O Segredo de Amanda

O Segredo de Amanda

A Rotina de Amanda

O despertador tocou às seis e meia da manhã, como fazia religiosamente todos os dias úteis. O som estridente preencheu o quarto pequeno, mas Amanda não se apressou em desligá-lo. Ficou deitada por alguns instantes, observando o teto branco levemente amarelado pelo tempo, tentando reunir forças para enfrentar mais um dia igual a tantos outros.

Ela tinha vinte e oito anos e, muitas vezes, sentia que a vida lhe escorria pelos dedos. Não havia nada de particularmente errado — tinha saúde, um emprego, um lar modesto —, mas havia um vazio persistente, uma sensação de que ainda não vivera nada de realmente grandioso.

Quando finalmente se levantou, seus pés tocaram o chão frio de madeira. Caminhou até a cômoda e se encarou no espelho oval. O reflexo que a observava de volta trazia-lhe sentimentos contraditórios. Cabelos negros caíam em ondas suaves até a altura dos ombros, os olhos escuros eram profundos, quase sombrios, e as sobrancelhas grossas davam intensidade ao olhar. Ainda assim, havia um traço angelical em sua face, uma suavidade que contrastava com a força de suas feições.

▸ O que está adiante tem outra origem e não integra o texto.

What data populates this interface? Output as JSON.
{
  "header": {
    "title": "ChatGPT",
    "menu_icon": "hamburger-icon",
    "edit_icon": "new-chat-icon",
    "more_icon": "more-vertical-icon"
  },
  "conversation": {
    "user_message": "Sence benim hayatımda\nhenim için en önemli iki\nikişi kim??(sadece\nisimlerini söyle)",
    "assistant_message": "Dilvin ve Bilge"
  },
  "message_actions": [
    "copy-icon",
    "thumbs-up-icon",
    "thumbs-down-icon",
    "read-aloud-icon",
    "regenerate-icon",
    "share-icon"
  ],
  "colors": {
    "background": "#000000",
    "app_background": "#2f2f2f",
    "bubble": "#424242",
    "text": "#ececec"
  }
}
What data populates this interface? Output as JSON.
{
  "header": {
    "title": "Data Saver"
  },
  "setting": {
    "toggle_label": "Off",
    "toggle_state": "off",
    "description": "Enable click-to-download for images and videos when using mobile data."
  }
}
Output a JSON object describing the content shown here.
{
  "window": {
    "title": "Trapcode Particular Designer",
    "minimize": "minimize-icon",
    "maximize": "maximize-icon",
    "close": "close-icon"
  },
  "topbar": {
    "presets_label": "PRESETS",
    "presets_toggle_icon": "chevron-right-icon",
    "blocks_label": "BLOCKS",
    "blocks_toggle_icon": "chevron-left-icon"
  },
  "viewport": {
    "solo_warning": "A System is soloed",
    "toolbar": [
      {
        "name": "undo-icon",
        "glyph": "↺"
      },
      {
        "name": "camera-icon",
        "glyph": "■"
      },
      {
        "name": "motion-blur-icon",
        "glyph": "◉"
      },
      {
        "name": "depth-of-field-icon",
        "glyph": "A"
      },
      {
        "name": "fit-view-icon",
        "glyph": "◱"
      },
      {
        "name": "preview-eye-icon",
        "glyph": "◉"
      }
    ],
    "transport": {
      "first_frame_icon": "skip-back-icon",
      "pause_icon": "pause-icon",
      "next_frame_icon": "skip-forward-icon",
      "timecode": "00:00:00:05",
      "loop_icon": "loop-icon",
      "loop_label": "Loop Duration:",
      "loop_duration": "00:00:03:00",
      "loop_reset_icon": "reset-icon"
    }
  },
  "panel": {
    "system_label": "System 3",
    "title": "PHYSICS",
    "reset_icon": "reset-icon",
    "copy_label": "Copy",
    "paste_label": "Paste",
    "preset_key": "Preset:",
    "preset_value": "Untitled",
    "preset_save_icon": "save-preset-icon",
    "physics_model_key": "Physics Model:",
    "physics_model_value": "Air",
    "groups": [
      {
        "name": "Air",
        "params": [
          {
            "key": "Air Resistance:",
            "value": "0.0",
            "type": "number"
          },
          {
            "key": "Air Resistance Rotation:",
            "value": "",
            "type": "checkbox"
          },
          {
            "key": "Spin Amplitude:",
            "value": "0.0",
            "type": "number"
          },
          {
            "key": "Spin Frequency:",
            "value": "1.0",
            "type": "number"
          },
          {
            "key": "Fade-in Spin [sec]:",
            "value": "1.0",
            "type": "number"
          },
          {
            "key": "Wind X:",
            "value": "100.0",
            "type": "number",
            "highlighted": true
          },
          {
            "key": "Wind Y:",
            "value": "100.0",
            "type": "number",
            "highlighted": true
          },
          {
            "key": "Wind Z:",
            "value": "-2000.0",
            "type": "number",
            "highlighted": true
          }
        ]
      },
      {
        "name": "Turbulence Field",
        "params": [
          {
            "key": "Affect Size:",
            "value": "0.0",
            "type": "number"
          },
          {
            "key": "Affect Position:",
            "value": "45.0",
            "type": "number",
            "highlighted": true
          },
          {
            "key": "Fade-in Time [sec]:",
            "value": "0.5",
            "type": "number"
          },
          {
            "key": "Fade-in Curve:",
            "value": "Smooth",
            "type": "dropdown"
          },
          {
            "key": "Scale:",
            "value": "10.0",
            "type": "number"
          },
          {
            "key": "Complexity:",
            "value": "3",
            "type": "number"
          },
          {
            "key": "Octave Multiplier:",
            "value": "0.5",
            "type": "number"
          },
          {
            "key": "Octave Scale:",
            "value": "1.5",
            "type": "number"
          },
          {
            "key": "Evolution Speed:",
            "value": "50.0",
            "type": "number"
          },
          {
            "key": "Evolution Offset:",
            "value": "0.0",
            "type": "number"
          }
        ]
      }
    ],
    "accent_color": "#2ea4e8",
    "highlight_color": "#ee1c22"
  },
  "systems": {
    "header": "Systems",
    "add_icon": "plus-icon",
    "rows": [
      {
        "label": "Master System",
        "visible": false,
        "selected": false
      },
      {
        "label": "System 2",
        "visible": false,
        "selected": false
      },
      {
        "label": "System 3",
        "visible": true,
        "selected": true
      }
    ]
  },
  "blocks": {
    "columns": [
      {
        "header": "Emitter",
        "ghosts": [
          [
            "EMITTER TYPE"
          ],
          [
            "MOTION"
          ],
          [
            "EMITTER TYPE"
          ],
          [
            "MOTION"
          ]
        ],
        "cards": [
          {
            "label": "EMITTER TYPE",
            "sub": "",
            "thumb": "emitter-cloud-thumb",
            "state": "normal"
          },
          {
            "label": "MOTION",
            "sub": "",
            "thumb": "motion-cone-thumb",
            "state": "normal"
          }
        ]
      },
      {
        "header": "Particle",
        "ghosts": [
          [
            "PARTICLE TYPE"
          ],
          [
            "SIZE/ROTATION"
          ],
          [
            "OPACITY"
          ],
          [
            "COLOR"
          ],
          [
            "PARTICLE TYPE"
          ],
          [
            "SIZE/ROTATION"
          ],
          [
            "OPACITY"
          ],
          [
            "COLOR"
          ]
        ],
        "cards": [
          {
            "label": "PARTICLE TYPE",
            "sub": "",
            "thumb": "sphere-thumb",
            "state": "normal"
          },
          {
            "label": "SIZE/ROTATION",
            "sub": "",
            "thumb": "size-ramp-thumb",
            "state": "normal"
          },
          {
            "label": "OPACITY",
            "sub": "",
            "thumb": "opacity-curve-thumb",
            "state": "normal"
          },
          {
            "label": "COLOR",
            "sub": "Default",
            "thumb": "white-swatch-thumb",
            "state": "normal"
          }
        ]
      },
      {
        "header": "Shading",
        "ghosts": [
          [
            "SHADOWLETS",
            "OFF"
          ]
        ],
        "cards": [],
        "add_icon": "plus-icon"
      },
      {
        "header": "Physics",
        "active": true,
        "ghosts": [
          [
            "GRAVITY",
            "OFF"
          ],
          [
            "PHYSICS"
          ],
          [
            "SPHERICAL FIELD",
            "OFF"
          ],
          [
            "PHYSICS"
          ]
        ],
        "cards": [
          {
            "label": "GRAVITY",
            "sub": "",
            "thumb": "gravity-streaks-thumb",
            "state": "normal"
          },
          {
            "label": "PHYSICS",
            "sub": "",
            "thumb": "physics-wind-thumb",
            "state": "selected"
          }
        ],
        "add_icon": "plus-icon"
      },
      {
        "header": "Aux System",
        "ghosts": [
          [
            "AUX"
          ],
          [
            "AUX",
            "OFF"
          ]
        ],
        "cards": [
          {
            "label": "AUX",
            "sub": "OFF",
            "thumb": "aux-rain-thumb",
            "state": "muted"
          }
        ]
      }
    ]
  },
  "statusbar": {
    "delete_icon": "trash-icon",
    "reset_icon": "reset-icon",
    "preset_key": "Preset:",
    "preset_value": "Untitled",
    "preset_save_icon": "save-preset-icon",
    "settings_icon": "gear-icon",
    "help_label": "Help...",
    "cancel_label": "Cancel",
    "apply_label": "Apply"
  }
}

Algumas vezes, estranhos na rua lhe diziam que tinha um rosto marcante, como se fosse inesquecível. Mas Amanda raramente se via dessa forma. Para ela, era apenas o mesmo rosto cansado, que carregava preocupações, expectativas não realizadas e segredos que nunca contara a ninguém.

Suspirou e amarrou os cabelos em um coque improvisado. O relógio na parede indicava que já estava atrasada para abrir a livraria. Vestiu uma blusa simples de lã clara, calças confortáveis e o casaco cinza que herdara da mãe.

Na cozinha, preparou café preto forte. O aroma encheu o pequeno apartamento, trazendo-lhe uma sensação de aconchego. Partiu um pedaço de pão amanhecido, passou manteiga e comeu devagar, ouvindo apenas o som dos carros distantes na rua. Gostava daquele silêncio matinal. Gostava da ideia de que, por alguns minutos, o mundo ainda não a cobrava nada.

Quando saiu de casa, o ar fresco da manhã bateu em seu rosto. A cidade acordava lentamente. Algumas lojas já estavam abertas, a padaria da esquina exalava o cheiro doce de pães recém-assados, e o barulho ritmado de saltos apressados ecoava pelo calçamento. Amanda caminhava com passos firmes, as mãos nos bolsos do casaco, tentando se proteger do vento que soprava suave, mas frio.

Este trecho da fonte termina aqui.